Vaguely Mryna remembered that the metal men had been there before, when the kids were still very small. They had built the new settlement and they had brought food. They lived with the children for a long time, she thought–but the memory was hazy.
As the years passed, Mryna’s fear retreated and only one thing became important: she knew the Earth-god was a man. On the fertile soil of Rythar there were one hundred women and thirty men. All the boys had taken mates before they reached seventeen. Seventy girls were left unmarried, with no prospect of ever having husbands. A score or more became second wives in polygamous homes, but plural marriage had no appeal for Mryna. She was firmly determined to possess a man of her own. And why shouldn’t it be the Earth-god?
As her first step toward escape, Mryna volunteered for duty in the answer house. For as long as she could remember, the answer house had stood on a knoll some distance beyond the new settlement. It was a square, one-room building, housing a speaking box, a glass screen and a console of transmission machinery. Anyone in the settlement could contact god and request information or special equipment.
God went out of his way to deluge them with information. The simplest question produced voluminous data, transmitted over the screen and photographed on reels of film. Someone had to be in the answer house to handle the photography. The work was not hard, but it was monotonous. Most of the kids preferred to farm the fields or dig the sacrificial ore.
A request for equipment was granted just as promptly. Tools, machines, seeds, fertilizers, packaged buildings, games, clothing–everything came in a god-car. It was a large cylinder which hissed down from the rain mist on a pillar of fire. The landing site was a flat, charred field near the answer house. Unless the equipment was unusually heavy, the attendant stationed in the house was expected to unload the god-car and pile aboard the sacrifice ores mined on Rythar.
God asked two things from the settlement: the pieces of unusually heavy metal which they dug from the hills, and tiny vials of soil. In an hour’s time they could mine enough ore to fill the compartment of a god-car, and god never complained if they sometimes sent the cylinder back empty. But he fussed mightily over the small vials of Earth. He gave very explicit directions as to where they were to take the samples, and the place was never the same. Sometimes they had to travel miles from the settlement to satisfy that inexplicable whim.
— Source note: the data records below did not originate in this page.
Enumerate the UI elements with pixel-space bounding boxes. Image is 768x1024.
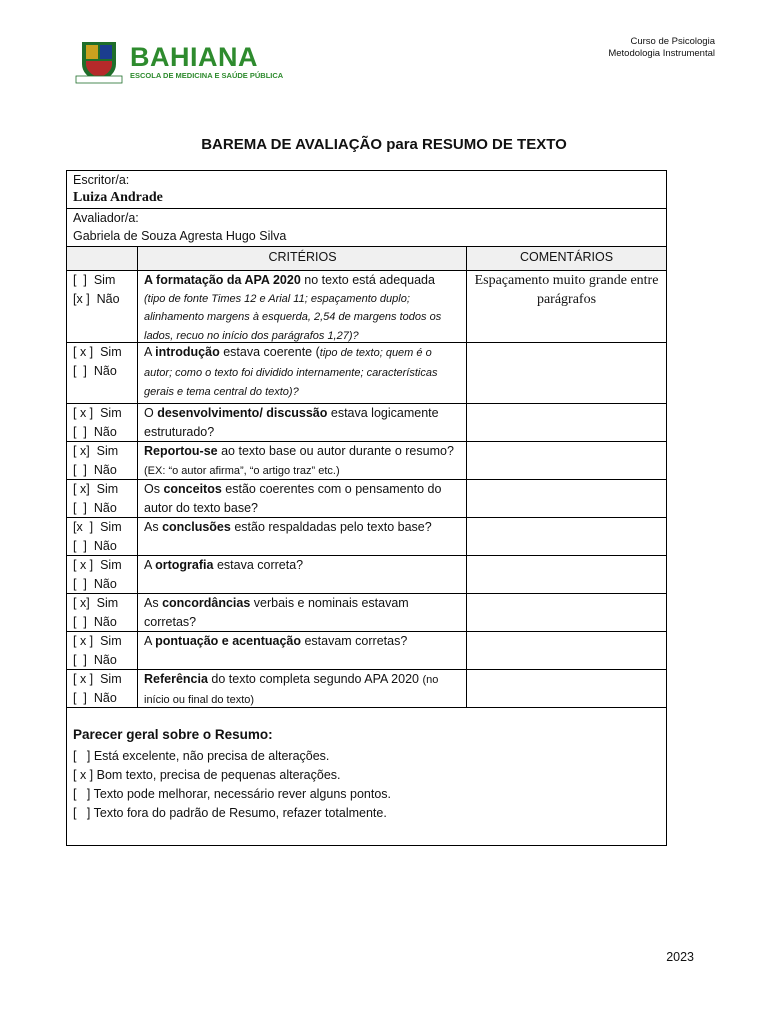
- table-header: [67, 247, 666, 271]
- option-nao[interactable]: [ ] Não: [73, 614, 117, 629]
- criterion-text: [144, 343, 462, 402]
- criterion-text-part: A formatação da APA 2020: [144, 273, 301, 287]
- criterion-row: [67, 670, 666, 708]
- option-nao[interactable]: [ ] Não: [73, 576, 117, 591]
- writer-label: Escritor/a:: [73, 173, 130, 187]
- criterion-comment[interactable]: Espaçamento muito grande entre parágrafos: [474, 273, 659, 307]
- criterion-text: [144, 632, 462, 651]
- crest-icon: [74, 40, 124, 84]
- criterion-text: [144, 404, 462, 441]
- option-sim[interactable]: [ x ] Sim: [73, 406, 122, 420]
- criterion-text: [144, 442, 462, 480]
- comments-header: COMENTÁRIOS: [519, 250, 614, 264]
- criterion-text-part: conclusões: [162, 520, 231, 534]
- verdict-title: Parecer geral sobre o Resumo:: [73, 727, 273, 742]
- course-name: Curso de Psicologia: [630, 36, 715, 47]
- option-nao[interactable]: [ ] Não: [73, 462, 117, 477]
- option-sim[interactable]: [ x] Sim: [73, 596, 119, 610]
- writer-name: Luiza Andrade: [73, 190, 163, 205]
- criterion-text-part: estava logicamente estruturado?: [144, 406, 439, 439]
- criterion-options: [73, 518, 135, 555]
- option-nao[interactable]: [ ] Não: [73, 424, 117, 439]
- option-sim[interactable]: [ x] Sim: [73, 482, 119, 496]
- criterion-options: [73, 632, 135, 669]
- criterion-row: [67, 404, 666, 442]
- criterion-text: [144, 518, 462, 537]
- criterion-text-part: estão respaldadas pelo texto base?: [230, 520, 432, 534]
- criterion-note: (tipo de fonte Times 12 e Arial 11; espaçamento duplo; alinhamento margens à esquerda, 2,54 de margens todos os lados, recuo no início dos parágrafos 1,27)?: [144, 292, 442, 342]
- evaluator-label: Avaliador/a:: [73, 211, 139, 225]
- verdict-option[interactable]: [ ] Está excelente, não precisa de alterações.: [73, 748, 330, 763]
- criterion-options: [73, 594, 135, 631]
- option-nao[interactable]: [ ] Não: [73, 690, 117, 705]
- discipline-name: Metodologia Instrumental: [608, 48, 715, 59]
- option-nao[interactable]: [ ] Não: [73, 652, 117, 667]
- criterion-text: [144, 480, 462, 517]
- criterion-text-part: As: [144, 520, 163, 534]
- criterion-text-part: do texto completa segundo APA 2020: [207, 672, 423, 686]
- criterion-text-part: introdução: [155, 345, 220, 359]
- criterion-note: tipo de texto; quem é o autor; como o texto foi dividido internamente; características gerais e tema central do texto)?: [144, 347, 438, 398]
- option-sim[interactable]: [ x ] Sim: [73, 634, 122, 648]
- criterion-text-part: A: [144, 345, 156, 359]
- evaluator-row: [67, 209, 666, 247]
- course-info: [608, 36, 715, 60]
- column-divider: [137, 247, 138, 708]
- criterion-row: [67, 632, 666, 670]
- verdict-option[interactable]: [ ] Texto pode melhorar, necessário rever alguns pontos.: [73, 786, 392, 801]
- criteria-header: CRITÉRIOS: [268, 250, 337, 264]
- criterion-options: [73, 343, 135, 380]
- option-sim[interactable]: [ x ] Sim: [73, 672, 122, 686]
- criterion-text-part: concordâncias: [162, 596, 251, 610]
- criterion-text-part: A: [144, 634, 156, 648]
- criterion-row: [67, 271, 666, 343]
- option-nao[interactable]: [ ] Não: [73, 538, 117, 553]
- writer-row: [67, 171, 666, 209]
- criterion-text-part: no texto está adequada: [300, 273, 435, 287]
- criterion-text-part: ao texto base ou autor durante o resumo?: [217, 444, 454, 458]
- option-sim[interactable]: [ ] Sim: [73, 273, 116, 287]
- option-nao[interactable]: [ ] Não: [73, 363, 117, 378]
- criterion-text-part: estão coerentes com o pensamento do autor do texto base?: [144, 482, 442, 515]
- criterion-text: [144, 670, 462, 709]
- verdict-section: [73, 726, 391, 823]
- criterion-text-part: (EX: “o autor afirma”, “o artigo traz” etc.): [144, 464, 340, 477]
- year-footer: 2023: [666, 950, 694, 964]
- bahiana-logo: [74, 40, 284, 86]
- criterion-text-part: estava coerente (: [219, 345, 320, 359]
- criterion-text-part: conceitos: [163, 482, 222, 496]
- criterion-options: [73, 556, 135, 593]
- criterion-text-part: Os: [144, 482, 164, 496]
- verdict-option[interactable]: [ x ] Bom texto, precisa de pequenas alterações.: [73, 767, 341, 782]
- criterion-row: [67, 343, 666, 404]
- option-sim[interactable]: [ x] Sim: [73, 444, 119, 458]
- criterion-text-part: desenvolvimento/ discussão: [157, 406, 328, 420]
- criterion-text-part: pontuação e acentuação: [155, 634, 301, 648]
- option-sim[interactable]: [x ] Sim: [73, 520, 122, 534]
- criterion-row: [67, 556, 666, 594]
- criterion-row: [67, 518, 666, 556]
- criterion-options: [73, 480, 135, 517]
- criterion-text-part: Referência: [144, 672, 208, 686]
- option-sim[interactable]: [ x ] Sim: [73, 558, 122, 572]
- criterion-text-part: estava correta?: [213, 558, 304, 572]
- criterion-options: [73, 271, 135, 308]
- criterion-text: [144, 556, 462, 575]
- verdict-option[interactable]: [ ] Texto fora do padrão de Resumo, refazer totalmente.: [73, 805, 387, 820]
- criterion-row: [67, 442, 666, 480]
- criterion-options: [73, 404, 135, 441]
- option-nao[interactable]: [ ] Não: [73, 500, 117, 515]
- option-nao[interactable]: [x ] Não: [73, 291, 120, 306]
- column-divider: [466, 247, 467, 708]
- brand-subtitle: ESCOLA DE MEDICINA E SAÚDE PÚBLICA: [130, 71, 284, 80]
- option-sim[interactable]: [ x ] Sim: [73, 345, 122, 359]
- criterion-options: [73, 670, 135, 707]
- criterion-options: [73, 442, 135, 479]
- criterion-text-part: O: [144, 406, 158, 420]
- criterion-text-part: ortografia: [155, 558, 214, 572]
- criterion-row: [67, 594, 666, 632]
- criterion-text-part: estavam corretas?: [301, 634, 408, 648]
- criterion-text-part: A: [144, 558, 156, 572]
- criterion-text-part: verbais e nominais estavam corretas?: [144, 596, 409, 629]
- criterion-text-part: Reportou-se: [144, 444, 218, 458]
- criterion-text-part: As: [144, 596, 163, 610]
- brand-name: BAHIANA: [130, 42, 258, 72]
- criterion-row: [67, 480, 666, 518]
- evaluation-form: [66, 170, 667, 846]
- page-title: BAREMA DE AVALIAÇÃO para RESUMO DE TEXTO: [201, 136, 567, 153]
- evaluator-name: Gabriela de Souza Agresta Hugo Silva: [73, 229, 287, 243]
- criterion-text: [144, 594, 462, 631]
- criterion-text-part: (no início ou final do texto): [144, 674, 439, 706]
- criterion-text: [144, 271, 462, 345]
For two weeks Mryna patiently ran off the endless films of new books and unloaded the god-car when it came. She examined the interior of the cylinder carefully and she weighed every possible risk. The compartment was very small, but she concluded that she would be safe.
And so she made her decision. Tense and tight-lipped Mryna Brill slipped aboard the god-car. She sealed the lock door, which automatically fired the launching tubes. After that there was no turning back.
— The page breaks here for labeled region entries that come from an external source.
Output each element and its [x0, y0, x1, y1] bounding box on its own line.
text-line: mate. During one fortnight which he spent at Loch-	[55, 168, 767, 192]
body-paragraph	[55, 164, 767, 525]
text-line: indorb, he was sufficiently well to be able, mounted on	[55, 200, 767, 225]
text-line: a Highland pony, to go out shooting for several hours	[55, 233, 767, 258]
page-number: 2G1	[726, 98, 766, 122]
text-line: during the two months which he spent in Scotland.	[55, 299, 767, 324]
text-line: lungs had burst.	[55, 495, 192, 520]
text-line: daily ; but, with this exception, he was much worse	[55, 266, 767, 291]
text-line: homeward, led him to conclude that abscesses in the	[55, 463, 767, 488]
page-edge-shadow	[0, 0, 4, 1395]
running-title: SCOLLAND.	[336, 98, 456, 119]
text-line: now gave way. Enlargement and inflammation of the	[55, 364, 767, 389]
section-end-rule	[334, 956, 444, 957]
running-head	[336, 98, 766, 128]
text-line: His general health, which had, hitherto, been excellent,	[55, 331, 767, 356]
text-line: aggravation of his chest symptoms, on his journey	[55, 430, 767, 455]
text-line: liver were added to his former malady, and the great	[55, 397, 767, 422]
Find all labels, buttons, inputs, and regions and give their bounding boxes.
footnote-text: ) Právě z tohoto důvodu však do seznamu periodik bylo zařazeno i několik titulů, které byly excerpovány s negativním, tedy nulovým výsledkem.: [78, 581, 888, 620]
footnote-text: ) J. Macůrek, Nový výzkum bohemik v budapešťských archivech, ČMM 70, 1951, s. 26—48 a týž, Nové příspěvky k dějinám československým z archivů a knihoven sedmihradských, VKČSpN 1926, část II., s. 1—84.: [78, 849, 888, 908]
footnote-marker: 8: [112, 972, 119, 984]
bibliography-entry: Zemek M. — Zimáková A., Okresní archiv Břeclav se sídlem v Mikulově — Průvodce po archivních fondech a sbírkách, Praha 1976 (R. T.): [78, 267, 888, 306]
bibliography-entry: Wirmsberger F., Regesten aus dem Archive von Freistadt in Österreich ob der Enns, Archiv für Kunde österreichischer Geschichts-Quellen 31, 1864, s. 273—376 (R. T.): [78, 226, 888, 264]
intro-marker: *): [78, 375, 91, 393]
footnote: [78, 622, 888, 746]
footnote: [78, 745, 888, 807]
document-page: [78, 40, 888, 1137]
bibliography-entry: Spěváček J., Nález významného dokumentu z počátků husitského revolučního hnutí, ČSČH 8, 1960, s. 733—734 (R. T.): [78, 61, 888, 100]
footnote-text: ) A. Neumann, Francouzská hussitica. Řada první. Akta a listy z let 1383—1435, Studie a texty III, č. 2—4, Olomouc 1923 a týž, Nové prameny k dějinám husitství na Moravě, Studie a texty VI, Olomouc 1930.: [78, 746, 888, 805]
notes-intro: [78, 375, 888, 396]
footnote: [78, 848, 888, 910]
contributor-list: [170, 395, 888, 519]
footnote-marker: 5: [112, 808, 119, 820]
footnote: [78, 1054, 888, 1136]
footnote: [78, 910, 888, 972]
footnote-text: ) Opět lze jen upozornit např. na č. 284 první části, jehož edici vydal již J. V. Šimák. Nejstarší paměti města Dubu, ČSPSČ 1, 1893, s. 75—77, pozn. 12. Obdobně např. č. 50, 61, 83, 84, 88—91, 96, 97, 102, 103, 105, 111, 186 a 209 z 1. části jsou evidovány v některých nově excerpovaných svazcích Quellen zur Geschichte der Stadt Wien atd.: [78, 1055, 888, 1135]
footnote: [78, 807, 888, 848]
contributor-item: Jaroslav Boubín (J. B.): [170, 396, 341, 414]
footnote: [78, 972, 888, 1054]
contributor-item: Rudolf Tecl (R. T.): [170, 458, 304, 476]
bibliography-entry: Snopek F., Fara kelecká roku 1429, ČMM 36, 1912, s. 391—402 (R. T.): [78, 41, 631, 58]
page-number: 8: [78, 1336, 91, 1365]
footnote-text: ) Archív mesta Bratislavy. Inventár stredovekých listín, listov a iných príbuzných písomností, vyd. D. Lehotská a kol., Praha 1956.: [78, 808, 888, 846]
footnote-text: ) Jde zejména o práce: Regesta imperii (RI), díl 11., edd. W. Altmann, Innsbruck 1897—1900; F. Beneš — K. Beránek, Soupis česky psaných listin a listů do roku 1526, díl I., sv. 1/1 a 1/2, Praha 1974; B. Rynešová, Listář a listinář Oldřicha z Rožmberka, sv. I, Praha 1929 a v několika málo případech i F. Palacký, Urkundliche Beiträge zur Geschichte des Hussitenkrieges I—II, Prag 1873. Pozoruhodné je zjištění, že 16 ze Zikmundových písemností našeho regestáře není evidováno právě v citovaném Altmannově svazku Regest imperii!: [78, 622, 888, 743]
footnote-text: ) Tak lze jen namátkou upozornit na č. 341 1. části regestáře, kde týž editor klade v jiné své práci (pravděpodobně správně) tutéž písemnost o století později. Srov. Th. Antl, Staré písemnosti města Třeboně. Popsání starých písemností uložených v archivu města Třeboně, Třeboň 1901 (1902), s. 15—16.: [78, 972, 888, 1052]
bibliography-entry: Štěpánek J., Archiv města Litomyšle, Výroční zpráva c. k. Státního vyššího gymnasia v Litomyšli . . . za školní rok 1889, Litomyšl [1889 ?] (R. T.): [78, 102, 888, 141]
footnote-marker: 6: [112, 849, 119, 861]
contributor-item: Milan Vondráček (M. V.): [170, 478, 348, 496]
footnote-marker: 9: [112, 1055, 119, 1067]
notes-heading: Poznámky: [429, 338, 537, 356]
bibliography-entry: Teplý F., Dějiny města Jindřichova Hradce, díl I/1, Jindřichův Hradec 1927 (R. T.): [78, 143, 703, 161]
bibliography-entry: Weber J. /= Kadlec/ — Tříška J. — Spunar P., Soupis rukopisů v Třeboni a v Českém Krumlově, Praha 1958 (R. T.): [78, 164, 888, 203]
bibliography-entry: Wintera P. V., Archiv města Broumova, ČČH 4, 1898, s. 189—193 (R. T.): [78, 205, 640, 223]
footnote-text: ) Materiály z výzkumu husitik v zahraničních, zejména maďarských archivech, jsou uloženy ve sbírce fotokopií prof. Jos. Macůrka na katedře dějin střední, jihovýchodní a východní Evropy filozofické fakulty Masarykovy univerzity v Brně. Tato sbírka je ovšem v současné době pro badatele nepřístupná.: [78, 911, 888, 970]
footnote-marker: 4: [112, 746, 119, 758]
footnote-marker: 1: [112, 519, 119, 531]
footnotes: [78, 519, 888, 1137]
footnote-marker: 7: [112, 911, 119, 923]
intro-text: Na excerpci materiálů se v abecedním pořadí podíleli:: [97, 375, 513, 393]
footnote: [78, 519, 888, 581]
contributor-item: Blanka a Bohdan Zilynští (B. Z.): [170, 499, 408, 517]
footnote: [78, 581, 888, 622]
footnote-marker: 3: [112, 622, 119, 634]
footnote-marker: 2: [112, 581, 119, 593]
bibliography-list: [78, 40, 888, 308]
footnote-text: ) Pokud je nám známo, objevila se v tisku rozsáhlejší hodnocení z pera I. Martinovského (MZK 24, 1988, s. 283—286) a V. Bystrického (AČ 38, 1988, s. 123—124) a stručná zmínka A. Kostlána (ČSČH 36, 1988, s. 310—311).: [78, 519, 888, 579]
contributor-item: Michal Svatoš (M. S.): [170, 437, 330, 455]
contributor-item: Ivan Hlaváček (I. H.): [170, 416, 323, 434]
The dark compartment shook in a thunder of sound. The weight of the escape speed tore at her body, pulling her tight against the confining walls. She lost consciousness until the pressure lessened.
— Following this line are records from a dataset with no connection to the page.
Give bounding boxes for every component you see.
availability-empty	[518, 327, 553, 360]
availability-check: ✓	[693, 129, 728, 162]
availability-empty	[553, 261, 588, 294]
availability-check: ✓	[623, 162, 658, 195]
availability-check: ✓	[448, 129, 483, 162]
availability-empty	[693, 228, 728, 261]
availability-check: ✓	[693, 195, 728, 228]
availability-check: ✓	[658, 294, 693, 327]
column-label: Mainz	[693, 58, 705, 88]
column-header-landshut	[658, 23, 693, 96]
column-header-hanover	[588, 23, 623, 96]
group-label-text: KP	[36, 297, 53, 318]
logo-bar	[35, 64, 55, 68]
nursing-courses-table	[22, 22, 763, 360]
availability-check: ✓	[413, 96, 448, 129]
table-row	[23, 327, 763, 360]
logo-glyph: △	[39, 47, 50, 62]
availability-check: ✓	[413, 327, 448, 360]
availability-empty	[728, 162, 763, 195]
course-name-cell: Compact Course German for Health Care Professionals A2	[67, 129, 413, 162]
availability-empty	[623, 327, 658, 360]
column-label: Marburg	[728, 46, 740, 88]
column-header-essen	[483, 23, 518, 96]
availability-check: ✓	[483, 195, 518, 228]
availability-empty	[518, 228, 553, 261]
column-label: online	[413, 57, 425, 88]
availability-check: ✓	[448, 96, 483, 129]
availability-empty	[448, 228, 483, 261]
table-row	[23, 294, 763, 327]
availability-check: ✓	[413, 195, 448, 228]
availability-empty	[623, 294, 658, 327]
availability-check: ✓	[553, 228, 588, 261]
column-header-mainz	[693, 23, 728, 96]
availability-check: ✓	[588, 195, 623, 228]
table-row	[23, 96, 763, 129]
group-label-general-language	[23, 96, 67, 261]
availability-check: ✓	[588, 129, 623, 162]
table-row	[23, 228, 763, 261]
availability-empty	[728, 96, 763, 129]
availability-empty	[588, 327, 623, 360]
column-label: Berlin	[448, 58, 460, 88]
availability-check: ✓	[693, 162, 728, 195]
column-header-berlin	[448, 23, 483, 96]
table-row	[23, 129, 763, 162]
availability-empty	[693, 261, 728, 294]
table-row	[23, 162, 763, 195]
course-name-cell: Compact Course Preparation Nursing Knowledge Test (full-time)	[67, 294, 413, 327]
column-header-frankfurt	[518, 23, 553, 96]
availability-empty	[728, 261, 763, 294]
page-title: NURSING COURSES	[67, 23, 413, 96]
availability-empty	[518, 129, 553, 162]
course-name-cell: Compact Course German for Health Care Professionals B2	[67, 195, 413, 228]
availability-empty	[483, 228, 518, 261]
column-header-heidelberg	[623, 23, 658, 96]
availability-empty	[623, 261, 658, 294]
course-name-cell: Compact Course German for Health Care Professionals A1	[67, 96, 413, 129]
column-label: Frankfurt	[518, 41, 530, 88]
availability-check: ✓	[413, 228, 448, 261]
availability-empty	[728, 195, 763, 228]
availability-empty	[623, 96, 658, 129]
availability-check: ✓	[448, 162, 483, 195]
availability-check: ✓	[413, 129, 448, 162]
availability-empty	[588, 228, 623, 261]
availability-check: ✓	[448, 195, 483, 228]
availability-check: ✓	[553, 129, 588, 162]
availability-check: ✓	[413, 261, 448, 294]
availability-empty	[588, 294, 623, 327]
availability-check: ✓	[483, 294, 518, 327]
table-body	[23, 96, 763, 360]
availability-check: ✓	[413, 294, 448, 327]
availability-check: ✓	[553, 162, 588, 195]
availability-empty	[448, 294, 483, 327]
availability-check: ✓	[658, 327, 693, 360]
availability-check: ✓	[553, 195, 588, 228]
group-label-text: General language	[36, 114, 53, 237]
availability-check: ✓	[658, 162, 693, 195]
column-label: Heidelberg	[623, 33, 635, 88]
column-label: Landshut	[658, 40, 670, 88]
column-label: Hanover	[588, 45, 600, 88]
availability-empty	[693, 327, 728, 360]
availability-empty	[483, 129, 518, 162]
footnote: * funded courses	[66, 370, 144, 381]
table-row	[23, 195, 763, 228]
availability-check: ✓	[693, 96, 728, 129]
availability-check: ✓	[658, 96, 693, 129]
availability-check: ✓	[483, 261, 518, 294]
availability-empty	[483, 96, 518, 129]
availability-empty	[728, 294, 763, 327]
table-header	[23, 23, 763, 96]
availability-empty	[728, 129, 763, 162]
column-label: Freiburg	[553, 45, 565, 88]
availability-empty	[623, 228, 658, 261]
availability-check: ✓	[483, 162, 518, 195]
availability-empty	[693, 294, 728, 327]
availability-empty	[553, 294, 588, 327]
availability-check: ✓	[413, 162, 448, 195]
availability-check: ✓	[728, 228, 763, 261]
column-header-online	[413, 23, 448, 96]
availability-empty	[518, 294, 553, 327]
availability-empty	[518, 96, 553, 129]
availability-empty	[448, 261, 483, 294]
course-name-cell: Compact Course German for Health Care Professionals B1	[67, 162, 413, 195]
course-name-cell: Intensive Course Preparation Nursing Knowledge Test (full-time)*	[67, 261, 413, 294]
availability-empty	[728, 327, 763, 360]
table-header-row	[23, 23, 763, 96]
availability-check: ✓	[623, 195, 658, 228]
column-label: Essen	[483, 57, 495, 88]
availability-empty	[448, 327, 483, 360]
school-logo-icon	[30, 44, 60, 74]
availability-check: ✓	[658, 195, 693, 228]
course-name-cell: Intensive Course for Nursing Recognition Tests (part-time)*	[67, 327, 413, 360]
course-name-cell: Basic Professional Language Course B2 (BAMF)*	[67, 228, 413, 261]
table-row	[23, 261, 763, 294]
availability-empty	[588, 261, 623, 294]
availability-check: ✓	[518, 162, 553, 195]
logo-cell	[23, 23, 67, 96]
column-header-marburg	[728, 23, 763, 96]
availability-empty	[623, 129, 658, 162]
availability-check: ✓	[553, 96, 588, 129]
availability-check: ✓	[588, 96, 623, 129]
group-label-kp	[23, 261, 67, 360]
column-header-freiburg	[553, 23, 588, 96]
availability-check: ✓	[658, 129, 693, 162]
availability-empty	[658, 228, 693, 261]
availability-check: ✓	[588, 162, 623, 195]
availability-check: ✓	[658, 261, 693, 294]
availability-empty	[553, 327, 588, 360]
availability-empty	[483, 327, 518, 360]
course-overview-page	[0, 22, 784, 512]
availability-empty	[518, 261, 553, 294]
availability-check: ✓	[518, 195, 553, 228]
The metal walls became hot but the space was too confining for her to avoid contact entirely. Four narrow light tubes came on, with a dull, red glow, and suddenly a gelatinous liquid emptied out of ceiling vents. The fluid sprayed every exposed surface in the cubicle, draining through the shipment of sacrifice ores at Mryna’s feet. It had a choking, antiseptic odor; it stung Mryna’s face and inflamed her eyes.